August 5 — South of the Border
We began seeing the billboards at least a hundred miles out. “South of the Border” had it all, it seemed. Fun for the kids. Shopping. The most delicious Mexican cuisine. An observation platform. Old cars. Flamingos. Maybe even some adult entertainment for the lonely male traveller.
What was this place? We wondered. The appearance of a billboard every two miles suggested that the place was either truly the best thing south of North Carolina, or overcompensating for something.
If nothing else, I reasoned with Lauren, they would have churros, which makes it worth checking out.
The billboard countdown got lower, 15 miles…12…8…6…4…3…2…1! We took the exit and began our evaluation.

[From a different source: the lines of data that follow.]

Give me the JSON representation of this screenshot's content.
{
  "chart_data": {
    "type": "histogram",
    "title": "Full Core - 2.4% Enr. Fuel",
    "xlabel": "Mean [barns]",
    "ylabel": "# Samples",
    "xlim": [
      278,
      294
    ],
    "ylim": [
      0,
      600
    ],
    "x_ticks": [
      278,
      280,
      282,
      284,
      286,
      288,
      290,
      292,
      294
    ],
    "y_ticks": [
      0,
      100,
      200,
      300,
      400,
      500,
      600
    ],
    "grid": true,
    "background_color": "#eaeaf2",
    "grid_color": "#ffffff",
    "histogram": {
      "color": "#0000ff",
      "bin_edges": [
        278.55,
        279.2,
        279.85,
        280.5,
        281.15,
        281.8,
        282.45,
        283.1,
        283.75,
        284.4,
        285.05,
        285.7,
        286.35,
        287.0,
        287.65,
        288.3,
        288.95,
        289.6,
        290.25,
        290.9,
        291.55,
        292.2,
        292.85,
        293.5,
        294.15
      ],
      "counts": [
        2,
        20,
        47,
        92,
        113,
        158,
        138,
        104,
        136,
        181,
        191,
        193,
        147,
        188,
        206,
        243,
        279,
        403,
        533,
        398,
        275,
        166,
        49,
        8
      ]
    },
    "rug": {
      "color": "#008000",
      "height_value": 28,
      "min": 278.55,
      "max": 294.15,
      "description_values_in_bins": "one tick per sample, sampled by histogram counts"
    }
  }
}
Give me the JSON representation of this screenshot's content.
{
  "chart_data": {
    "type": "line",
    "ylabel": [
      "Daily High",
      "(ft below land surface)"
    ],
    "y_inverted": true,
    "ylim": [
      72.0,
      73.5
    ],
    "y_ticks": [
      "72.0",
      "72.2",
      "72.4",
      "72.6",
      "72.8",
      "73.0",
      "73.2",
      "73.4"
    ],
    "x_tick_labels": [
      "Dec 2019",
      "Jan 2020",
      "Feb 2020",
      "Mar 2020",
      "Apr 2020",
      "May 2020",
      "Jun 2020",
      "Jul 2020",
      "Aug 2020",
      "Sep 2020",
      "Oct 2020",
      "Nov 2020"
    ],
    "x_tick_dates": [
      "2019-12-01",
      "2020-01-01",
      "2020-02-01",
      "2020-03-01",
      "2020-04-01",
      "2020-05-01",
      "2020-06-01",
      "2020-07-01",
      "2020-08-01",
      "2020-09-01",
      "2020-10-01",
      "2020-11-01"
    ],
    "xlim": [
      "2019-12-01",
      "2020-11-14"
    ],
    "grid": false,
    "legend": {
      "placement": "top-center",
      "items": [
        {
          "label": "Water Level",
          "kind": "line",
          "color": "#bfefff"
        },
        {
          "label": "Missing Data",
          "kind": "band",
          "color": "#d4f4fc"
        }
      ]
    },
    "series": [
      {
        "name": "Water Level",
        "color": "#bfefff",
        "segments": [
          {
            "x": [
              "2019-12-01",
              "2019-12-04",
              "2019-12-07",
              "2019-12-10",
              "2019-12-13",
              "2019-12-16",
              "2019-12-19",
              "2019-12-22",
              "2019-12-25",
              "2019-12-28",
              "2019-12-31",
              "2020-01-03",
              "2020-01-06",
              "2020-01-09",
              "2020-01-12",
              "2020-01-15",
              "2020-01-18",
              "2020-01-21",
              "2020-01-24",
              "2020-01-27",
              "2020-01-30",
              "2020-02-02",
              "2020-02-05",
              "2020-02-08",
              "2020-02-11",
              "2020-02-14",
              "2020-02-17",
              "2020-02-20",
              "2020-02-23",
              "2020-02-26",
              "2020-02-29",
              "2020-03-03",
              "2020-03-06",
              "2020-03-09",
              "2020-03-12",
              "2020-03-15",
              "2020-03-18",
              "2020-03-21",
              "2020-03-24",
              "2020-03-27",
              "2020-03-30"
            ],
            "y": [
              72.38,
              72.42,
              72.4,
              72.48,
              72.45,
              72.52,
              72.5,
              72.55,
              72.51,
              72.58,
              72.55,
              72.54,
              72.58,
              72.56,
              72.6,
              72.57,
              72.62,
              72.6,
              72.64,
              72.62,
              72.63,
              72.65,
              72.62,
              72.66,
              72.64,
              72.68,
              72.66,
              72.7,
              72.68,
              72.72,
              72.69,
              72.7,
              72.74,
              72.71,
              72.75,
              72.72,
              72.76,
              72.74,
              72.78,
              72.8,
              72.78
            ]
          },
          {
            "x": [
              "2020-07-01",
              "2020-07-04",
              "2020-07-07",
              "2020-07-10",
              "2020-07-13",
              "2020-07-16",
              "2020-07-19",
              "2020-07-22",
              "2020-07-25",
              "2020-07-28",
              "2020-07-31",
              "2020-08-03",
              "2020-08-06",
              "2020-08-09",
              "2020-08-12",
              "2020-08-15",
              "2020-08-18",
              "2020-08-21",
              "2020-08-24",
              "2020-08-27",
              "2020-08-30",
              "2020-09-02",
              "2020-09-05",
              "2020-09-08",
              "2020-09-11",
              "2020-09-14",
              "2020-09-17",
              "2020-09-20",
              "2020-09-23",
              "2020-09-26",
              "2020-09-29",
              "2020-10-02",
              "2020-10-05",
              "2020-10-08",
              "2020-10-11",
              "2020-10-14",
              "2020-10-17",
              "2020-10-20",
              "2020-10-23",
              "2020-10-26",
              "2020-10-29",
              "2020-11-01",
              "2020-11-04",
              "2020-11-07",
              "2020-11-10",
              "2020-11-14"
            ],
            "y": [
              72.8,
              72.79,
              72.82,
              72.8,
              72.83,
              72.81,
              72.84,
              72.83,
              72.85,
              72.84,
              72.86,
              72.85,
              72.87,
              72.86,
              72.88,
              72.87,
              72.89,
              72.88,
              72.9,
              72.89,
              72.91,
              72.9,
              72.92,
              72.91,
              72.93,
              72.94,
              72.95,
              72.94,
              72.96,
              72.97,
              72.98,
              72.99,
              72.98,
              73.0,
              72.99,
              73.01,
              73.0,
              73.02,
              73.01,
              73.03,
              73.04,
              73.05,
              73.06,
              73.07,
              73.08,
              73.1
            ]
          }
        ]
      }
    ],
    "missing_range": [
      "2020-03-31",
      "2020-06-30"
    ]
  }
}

The place seemed to have every desirable amenity — a restuaruant, ferris wheel, observation platform, laundromat, corner market, beach shop, arcade.
We decided to try the market first, coveniently labeled the Pantry. No dice. Just tacky shot glasses, tee shirts, and snacks you’ve probably never heard of for a reason. I looked lustfully across the street at the restuarant, avertising tacos, burgers, and chili cheese fries.
“No way!” Lauren said. “They definitely do not have churros.” She was laughing. The place was tacky, too tacky for her even, and she thought it was pathetic.
I wanted to give it one more chance, so we tried the beach store next door, which advertised a display for the biggest great white shark you’ve ever seen.
“Let’s go check out the shark,” I said.
In the store we asked the clerk if there were churros anywhere around this place. The woman scoffed. No, no churros here.
As if we should have known better.
We went to the back of the store and looked at the shark. The whole thing looked plastic to me. A sign said it had been caught, but I didn’t believe it. It must have been a joke, just like this entire place.
So long, Pedro, I thought. You got us. Suckered us in. Most motorists probably know better.